54  

– Говори со мной, – просила она шепотом, в темноте. – Говори!

Но Константин молчал, молчал, погруженный в отчаяние; он лежал, откинув голову назад и время от времени сотрясаясь от конвульсивных всхлипов, и пугавших и восхищавших Ванду, никогда еще, с тех пор как они узнали и полюбили друг друга, она не видела его плачущим.

– Говори, – шептала она, – говори же…

– Это было невероятно, – с огромным усилием вымолвил он наконец надтреснутым, каким-то натужным голосом, хриплым и сорванным голосом человека, перенесшего неправдоподобный кошмар. – Это было невероятно – то, что я увидел, – повторил он, бросив на Ванду дикий, блуждающий взгляд, и снова уронил голову на ее плечо. Да, он плакал так впервые, но и Ванда в первый раз испытала материнское чувство защитницы, покровительницы, доселе неведомое ей в отношениях с Константином.

– Ну, успокойся, успокойся, – повторяла она, так же как он, понижая голос, – ведь не ты же сотворил все это. Ты никогда не был немцем, Константин, мой старый златогривый лев, мой бедный полукровка Константин!

И она ощутила, как вновь рождаются в ней, просятся наружу нежные и простые, детские прозвища начала их любви, их первых встреч. Ею завладели покой, и грусть, и смутная горечь счастья.

– Как это – не был немцем? – возразил Константин. – Я ведь с ними якшался. И, может быть, побудил надеть мундир других – совсем еще мальчиков. Меня должны всюду ненавидеть, и это будет справедливо, понимаешь? Справедливо!

– Но ты никому и никогда не причинял зла, ты многих спасал, – ответила Ванда. – Я уже говорила тебе, сколько людей осталось в живых благодаря твоей помощи. Ты делал добро, а не вредил!

– Нет, – твердил он, – нет! Я отказывался видеть, что они творят зло. Я лгал себе и другим, я всегда лгал. Я прикидывался добреньким, а им позволял убивать. Но я не должен был молчать, Ванда! Мне нужно было кричать во все горло, отречься от них, заставить их убить меня. Я сообщник моей родины и на сей раз обязан ответить за свои действия. Иначе нельзя, Ванда: слишком много мертвецов вокруг…

– Да какие действия?! – воскликнула она. – Это было ослепление, это было…

Но Константин не слушал ее. Наконец он говорил чистую правду, но слушал самого себя как со стороны – с интересом и любопытством, ибо правда, которую он высказывал, была не более правдивой, чем вся его остальная жизнь. Она – эта правда – вместе со всем остальным была всего лишь удобной для него частью истины, даже если в этот миг он мучительно пытался сделать ее непереносимо страшной. Он все еще силился вонзить нож поглубже, но черный ворон цинизма уже сел к нему на плечо и насмешливо каркнул над ухом.

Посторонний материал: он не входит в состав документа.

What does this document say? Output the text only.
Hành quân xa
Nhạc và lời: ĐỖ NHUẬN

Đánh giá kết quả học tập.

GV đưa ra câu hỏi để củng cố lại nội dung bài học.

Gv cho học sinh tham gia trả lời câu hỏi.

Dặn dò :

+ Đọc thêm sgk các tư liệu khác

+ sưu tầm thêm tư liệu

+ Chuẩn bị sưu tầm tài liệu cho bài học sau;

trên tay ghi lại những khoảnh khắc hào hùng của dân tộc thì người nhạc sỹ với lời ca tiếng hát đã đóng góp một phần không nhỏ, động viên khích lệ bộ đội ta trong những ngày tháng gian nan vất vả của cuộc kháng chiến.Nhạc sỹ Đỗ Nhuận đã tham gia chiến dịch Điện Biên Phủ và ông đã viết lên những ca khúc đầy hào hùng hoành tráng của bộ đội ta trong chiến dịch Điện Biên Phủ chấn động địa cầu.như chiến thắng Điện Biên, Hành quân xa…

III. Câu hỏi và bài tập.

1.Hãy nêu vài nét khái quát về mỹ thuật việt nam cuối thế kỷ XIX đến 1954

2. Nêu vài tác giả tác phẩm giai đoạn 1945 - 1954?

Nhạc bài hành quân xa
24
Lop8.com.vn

– Я виновен в своем молчании. Все эти три года оно должно было набатом гудеть у меня в ушах, Ванда, ты же все понимаешь! Так зачем ты расписываешь мне будущее в радужных красках, когда я вот уже три года живу в черно-белом кошмаре? Я не могу даже представить себе это будущее. Оно устарело, вышло из моды!..

Он смолк, потому что Ванда плакала. Она горько, безутешно плакала, и Константину теперь нужно было только одно – утешить ее, ибо и она плакала очень редко, а вот теперь из глаз ее текли слезы – медленные, теплые, такие несоленые, такие восхитительные на вкус. И уже другой Константин – и тот прежний, и нынешний, и всегдашний – заключил ее в объятия, умолил простить его, развеселил и утешил любовью. Но позже рассказ Ванды выслушал еще один Константин – незнакомый, чужой.

Именно этому чужому Константину рассказала она и о своем долге – доставить в Лондон немецкого ученого, и об абсолютной необходимости побега для них, всех четверых, нынче же вечером. И новый, незнакомый ей Константин рассеянно согласился на все: он без капли сожаления расставался с Сансевериной, расставался с «Пармской обителью», расставался с Европой, расставался со своей двусмысленной ролью – со всем, что составляло здесь его жизнь. И увозил с собой лишь то, что любил и почитал, – готовый ко всему, согласный со всем, так показалось Ванде.

На какой-то краткий миг у нее возникло чувство впустую принесенной жертвы: сколько раз грезила она раньше о минуте, когда откроет Константину правду и увидит в его глазах изумление, потом испуг, потом нежность и восторг; как ей хотелось, чтобы он почитал ее наконец за что-нибудь иное, нежели за красоту или актерский талант! Но нынешней ночью Константину стало не до того, он утратил способность удивляться чему бы то ни было: хорошо уже, что он согласился уехать, забыть прошлое, эти годы, каждый из которых мог оказаться для него последним.